The Native Races of Africa and Madagascar. A Copious Selection of Passages for the Study of Social Anthropology from the Manuscript Notebooks of Sir James George Frazer, OM. FRS. FBA. 'Anthologia Anthropologica'.
Published by Percy Lund Humphries & Co. Ltd., London, 1938, hardcover, many maps, index, 578 pages, 23 cms x 28.7 cms x 5.7 cms, ex- reference library book (never lent out) with usual stamps, otherwise condition : very good.
Sir James George Frazer was thirty-six when he wrote the seminal "The Golden Bough", said to have influenced the work of Jung, T S Eliot, James Joyce and others.
Forty -seven years later Frazer decided to publish selections from his forty or so thick quarto notebooks on the anthropological writings of others.
A year later, in 1938, "The Native Races of Africa and Madagascar" was published as the first of the series - "Anthologia Anthropologica".
Subtitled "A Copious Selection of Passages for the Study of Social Anthropology from the Manuscript Notebooks of [J G Frazer] Arranged and Edited from the MSS by Robert Angus Downie".
In the introduction, Downie describes how he went about his work sorting, arranging and copying the extracts according to continent (Africa first), and then region and race.
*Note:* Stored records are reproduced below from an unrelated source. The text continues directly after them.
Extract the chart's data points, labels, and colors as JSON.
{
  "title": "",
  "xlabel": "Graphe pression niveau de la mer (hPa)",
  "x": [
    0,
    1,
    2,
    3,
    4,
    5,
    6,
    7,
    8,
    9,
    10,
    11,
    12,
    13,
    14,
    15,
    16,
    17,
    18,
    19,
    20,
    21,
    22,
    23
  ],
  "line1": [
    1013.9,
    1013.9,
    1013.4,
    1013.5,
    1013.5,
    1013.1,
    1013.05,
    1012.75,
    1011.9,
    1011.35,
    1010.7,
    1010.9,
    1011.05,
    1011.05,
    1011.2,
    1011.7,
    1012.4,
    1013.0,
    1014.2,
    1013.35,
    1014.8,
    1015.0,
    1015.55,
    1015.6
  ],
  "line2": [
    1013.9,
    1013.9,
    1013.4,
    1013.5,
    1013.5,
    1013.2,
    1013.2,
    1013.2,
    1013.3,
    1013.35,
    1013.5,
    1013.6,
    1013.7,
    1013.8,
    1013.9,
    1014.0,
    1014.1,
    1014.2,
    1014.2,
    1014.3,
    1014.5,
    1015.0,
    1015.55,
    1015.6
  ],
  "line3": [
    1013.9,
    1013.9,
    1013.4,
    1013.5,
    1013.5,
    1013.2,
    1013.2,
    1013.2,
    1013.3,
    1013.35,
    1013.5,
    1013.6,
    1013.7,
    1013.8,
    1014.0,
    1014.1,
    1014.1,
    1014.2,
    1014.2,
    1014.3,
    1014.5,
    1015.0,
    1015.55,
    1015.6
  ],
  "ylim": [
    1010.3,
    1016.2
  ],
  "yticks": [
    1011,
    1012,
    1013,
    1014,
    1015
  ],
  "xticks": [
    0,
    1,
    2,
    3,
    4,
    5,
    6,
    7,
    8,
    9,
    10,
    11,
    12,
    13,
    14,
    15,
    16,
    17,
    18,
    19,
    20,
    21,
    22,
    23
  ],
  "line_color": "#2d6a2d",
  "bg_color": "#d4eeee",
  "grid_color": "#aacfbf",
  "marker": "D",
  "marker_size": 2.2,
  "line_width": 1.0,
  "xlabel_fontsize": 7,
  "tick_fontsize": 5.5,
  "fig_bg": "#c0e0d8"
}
Frazer lived to see the full series published - after Africa, Australia, followed by Asia and Europe, and, finally, America, with the last three all published 1939 - all under Downie's editorship and in a uniform edition from the same publisher.
The book is comprehensive: it deals with Bushmen, Hottentots and a dozen other races in Southern Africa, and almost another one hundred races in the rest of the continent.
Full references to the sources of the extracts are given at the end of each entry.
Sir James George Frazer was a Scottish social anthropologist and folklorist influential in the early stages of the modern studies of mythology and comparative religion.